それに彼女を抱きしめて眠ったような気がする。
あったかくて、とても心地よくて、人の家なのにぐっすり寝てしまった。
そばにあるテーブルには、俺のメガネ、おにぎり、胃薬、それとメモが置かれていた。
メモを手に取ると、【もしよかったら食べてください。

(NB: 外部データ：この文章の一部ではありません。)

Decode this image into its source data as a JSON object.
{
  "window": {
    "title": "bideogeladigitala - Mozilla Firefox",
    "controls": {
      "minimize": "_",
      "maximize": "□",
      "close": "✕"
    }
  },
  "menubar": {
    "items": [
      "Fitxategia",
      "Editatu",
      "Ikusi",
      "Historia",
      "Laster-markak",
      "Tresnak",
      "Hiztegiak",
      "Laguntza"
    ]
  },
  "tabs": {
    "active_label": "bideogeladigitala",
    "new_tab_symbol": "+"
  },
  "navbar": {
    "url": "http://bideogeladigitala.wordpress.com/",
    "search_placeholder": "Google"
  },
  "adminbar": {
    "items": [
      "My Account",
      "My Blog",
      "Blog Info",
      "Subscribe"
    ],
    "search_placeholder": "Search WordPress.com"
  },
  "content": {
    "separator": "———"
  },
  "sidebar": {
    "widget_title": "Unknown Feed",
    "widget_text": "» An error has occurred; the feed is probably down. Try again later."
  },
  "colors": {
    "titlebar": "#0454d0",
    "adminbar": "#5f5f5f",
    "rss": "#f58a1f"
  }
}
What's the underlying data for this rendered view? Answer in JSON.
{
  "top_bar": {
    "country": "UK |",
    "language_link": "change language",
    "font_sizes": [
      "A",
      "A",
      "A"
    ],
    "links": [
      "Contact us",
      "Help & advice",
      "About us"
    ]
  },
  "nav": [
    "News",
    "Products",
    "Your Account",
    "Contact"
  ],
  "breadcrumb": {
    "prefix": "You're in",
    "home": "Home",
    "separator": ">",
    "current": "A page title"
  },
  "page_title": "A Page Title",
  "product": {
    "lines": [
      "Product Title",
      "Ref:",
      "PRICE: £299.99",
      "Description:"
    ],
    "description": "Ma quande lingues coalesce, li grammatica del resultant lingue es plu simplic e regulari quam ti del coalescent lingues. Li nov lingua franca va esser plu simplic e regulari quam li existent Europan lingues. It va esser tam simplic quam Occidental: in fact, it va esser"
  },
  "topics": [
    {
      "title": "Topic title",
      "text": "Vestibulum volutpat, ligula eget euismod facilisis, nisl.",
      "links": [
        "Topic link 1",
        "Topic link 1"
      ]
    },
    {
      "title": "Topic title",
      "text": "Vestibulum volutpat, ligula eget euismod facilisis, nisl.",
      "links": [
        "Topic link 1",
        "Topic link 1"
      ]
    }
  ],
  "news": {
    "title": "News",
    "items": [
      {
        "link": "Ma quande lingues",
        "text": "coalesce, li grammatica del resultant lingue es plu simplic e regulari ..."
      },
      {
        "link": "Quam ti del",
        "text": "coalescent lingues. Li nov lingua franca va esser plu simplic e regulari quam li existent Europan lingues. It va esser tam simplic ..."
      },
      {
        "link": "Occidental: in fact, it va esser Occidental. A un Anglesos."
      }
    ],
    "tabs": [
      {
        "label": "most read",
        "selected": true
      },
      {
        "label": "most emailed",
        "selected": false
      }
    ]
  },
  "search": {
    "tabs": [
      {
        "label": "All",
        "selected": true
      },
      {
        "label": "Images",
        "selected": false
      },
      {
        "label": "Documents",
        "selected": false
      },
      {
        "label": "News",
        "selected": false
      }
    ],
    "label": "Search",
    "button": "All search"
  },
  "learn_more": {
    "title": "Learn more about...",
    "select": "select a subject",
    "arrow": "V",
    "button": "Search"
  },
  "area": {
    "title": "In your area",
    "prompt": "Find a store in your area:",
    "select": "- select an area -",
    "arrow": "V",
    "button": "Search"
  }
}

味の保証はしません】と書かれていた。
味の保証ができないから胃薬があるのだろうか?
一二三の胃薬というところに愛社精神を感じる。
「つくづく藤森花音は面白い」
胃薬を見てフッと笑みを浮かべる。
つい最近まで彼女のことは同じチームの研究員という認識しかなかった。
職場での彼女の評判はいい。
しっかり者で、優しく、仕事もテキパキやる。
そんな彼女に憧れる研究員も結構いるが、俺は全く関心がなかった。
俺の研究の邪魔さえしないでくれたらそれでいい。